By Ann Marie Foley - 11 March, 2015
“SVP members visiting homes throughout rural Ireland witness on a daily basis the isolation, loneliness and difficulty caused by the relentless curtailment of services."
The Society of St Vincent de Paul (SVP) has urged state and other service providers to take full account of the needs of rural communities when cutting services.
The cuts to transport, post and garda services, have left people feeling vulnerable, lonely and isolated according to SVP and other community groups.
“SVP members visiting homes throughout rural Ireland witness on a daily basis the isolation, loneliness and difficulty caused by the relentless curtailment of services in rural Ireland in recent years – closures of post offices, garda stations, schools, transport services, banks, shops and pubs,” said Brendan Hennessy, SVP Social Justice & Policy officer.
“Unilateral announcements, particularly by state bodies, show a huge disrespect for rural communities despite the lip service often paid to preserving such communities,” he said.
Brendan Hennessy continued, “These arbitrary decisions allow no time for the communities themselves to have an input in the decisions or an opportunity to seek sustainable alternatives – and it’s usually the poorer, weaker sections of society that bear the brunt of such decisions.”
He added that SVP supports Irish Rural Link in its view that rural communities are willing to examine the health and well-being of any service and work in an honest way with the service provider.
For example last week’s announcement by Bus Eireann of the closure and cutting back of rural routes did not allow time for local communities to come up with alternatives.
“CSO figures put 40% of the population living in rural areas,” he said and added that while it is understandable that some services may be financially unsustainable, the service providers have a responsibility to communicate well in advance of any closures.

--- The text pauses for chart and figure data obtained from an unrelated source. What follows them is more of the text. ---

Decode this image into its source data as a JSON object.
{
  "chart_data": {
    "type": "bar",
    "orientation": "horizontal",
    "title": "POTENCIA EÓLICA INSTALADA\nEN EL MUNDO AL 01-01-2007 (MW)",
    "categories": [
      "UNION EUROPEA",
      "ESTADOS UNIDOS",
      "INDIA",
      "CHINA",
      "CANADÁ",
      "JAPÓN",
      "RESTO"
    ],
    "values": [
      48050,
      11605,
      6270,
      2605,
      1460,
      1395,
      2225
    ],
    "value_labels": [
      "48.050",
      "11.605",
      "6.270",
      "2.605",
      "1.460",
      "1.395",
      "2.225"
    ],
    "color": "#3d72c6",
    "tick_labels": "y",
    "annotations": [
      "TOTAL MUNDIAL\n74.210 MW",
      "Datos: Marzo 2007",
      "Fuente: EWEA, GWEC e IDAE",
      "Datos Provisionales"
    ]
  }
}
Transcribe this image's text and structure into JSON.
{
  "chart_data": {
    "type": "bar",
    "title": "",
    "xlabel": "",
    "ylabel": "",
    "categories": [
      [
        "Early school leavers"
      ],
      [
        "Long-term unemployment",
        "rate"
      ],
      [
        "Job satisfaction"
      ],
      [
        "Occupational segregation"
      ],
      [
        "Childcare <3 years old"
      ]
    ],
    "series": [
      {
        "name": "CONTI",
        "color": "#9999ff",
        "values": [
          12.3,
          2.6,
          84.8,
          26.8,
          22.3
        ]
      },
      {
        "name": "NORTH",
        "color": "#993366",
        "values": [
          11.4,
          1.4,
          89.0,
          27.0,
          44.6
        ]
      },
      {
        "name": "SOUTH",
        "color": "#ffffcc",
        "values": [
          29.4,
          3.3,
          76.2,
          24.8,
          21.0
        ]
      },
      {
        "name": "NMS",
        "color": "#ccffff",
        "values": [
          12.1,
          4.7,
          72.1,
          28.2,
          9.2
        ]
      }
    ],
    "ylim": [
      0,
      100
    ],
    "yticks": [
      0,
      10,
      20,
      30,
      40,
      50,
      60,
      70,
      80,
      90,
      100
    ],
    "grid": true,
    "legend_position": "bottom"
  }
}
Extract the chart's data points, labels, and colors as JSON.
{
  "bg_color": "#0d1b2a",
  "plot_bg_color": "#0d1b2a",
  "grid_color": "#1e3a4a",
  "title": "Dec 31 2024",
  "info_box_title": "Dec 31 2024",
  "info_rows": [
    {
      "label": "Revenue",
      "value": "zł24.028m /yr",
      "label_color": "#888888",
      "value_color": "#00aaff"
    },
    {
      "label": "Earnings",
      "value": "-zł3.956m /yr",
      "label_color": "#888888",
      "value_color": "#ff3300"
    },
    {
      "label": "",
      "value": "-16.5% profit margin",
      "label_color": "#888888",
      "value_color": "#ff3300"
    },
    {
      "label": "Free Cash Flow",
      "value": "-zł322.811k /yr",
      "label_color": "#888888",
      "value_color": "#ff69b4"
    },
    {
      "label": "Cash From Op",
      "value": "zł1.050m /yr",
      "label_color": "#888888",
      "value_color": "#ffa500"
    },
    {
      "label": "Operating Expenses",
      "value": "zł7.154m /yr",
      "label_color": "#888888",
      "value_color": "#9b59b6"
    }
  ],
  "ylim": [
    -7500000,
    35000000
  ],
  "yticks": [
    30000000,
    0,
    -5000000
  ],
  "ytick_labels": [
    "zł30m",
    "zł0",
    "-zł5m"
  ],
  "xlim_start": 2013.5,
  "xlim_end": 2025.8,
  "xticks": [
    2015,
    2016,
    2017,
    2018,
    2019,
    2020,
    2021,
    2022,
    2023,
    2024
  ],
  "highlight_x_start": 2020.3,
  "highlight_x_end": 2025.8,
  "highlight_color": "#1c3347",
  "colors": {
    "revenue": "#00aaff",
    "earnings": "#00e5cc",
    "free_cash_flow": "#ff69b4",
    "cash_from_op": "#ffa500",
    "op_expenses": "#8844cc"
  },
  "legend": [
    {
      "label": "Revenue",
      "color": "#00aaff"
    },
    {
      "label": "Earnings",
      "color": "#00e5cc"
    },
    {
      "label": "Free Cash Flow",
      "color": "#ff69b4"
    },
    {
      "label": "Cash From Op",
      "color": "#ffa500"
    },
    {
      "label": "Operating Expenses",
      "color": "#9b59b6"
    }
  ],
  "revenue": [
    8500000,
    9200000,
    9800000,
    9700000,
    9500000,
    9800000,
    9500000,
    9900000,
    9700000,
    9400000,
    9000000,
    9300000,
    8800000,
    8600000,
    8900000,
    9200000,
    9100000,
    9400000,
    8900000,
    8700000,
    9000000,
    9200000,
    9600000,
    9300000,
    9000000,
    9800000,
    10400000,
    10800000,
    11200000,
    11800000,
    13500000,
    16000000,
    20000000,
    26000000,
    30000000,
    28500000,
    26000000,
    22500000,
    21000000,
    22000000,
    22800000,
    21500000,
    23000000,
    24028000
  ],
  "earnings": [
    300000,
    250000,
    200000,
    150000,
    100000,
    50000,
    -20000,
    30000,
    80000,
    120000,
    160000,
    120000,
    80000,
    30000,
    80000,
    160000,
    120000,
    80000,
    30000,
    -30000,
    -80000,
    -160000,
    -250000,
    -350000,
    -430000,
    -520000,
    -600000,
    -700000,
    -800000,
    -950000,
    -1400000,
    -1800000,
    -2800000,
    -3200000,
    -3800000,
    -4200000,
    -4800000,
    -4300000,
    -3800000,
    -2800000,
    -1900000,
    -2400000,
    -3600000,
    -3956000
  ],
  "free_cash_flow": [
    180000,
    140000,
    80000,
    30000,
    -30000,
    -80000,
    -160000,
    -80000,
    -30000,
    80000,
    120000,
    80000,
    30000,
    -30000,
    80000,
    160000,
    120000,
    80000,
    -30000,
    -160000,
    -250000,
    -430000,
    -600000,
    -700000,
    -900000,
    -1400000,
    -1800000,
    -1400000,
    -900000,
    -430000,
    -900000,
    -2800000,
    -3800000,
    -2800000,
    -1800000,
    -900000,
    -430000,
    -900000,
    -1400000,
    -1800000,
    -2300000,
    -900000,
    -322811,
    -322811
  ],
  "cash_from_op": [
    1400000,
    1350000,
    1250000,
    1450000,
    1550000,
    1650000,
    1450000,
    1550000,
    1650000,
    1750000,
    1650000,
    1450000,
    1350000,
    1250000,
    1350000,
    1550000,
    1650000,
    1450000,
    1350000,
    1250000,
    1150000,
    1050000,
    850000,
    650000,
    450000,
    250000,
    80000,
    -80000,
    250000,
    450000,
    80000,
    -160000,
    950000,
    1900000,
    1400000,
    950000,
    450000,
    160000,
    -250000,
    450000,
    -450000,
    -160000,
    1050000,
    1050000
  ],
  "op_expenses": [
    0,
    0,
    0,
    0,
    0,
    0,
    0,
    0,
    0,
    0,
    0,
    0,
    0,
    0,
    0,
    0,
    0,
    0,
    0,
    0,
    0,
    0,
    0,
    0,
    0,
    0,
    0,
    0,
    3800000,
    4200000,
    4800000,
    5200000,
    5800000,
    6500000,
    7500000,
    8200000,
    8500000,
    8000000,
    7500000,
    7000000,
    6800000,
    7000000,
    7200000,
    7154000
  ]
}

On RTE 1 on Monday night (9 March) a special report: The Battle for Rural Ireland explored the effects of the recession on rural Ireland.
At the end of the documentary which visits towns and villages around Ireland, the presenter Richard Curran said, “There has to be more to the places we live than just the economy.
Communities are made up of people who have a contribution to make that is beyond the taxes that they pay or the jobs they create. We can’t simply put a price on the value of these rural places to this country we live in.”
In a subsequent discussion on Clarie Byrne Live, Fr Harry Bohan said that he is convinced that people want to live in rural areas but both self-help and government support is needed to keep rural communities alive.
“The Government’s job is to facilitate people to do it for themselves,” he said.
He added that in the 70s his group (Rural Resource Organisation) facilitated 20 young families to move to Feakle.
There are now people settled in 120 communities in towns from Cavan to Cork.
He suggested that the banks, which handle a lot of money in rural Ireland, should also look seriously into how they can invest some of that money back into rural communities.
Fr Harry Bohan is Chairman of the Céifin Centre, Director of Pastoral Planning in Diocese of Killaloe, and parish priest in Sixmilebridge, Co Clare.
He has always promoted the idea that family and community are vital in fostering human relationships.
He founded the Rural Resource Organisation which encouraged communities across Ireland to participate in determining their own future and resulted in the building of 2,500 houses in 120 villages, in 13 counties.
He explained that the benefits are that schools in danger of losing a teacher may gain other teachers and parish congregations grow, and new businesses are established.
In 1998, he founded the Céifin Centre for Values-Led Change to keep to the fore discussion on the direction Ireland is taking. Céifin conferences have since covered many topic s relevant to Irish society.
Irish Rural Link (IRL), the national network representing the interest of rural communities, asserted its disappointment with Bus Eireann’s planned cut in daily services by almost half.
IRL stated that that this will leave many rural communities at risk of isolation.
The organisation also urged the Government to create an assigned protocol for the closures of rural services such as bus routes, schools, banks, and post offices.
IRL has repeatedly stated that any proposed bus service cuts should only be acted on when a proper socio economic assessment of its impact on the well being of local communities is assessed.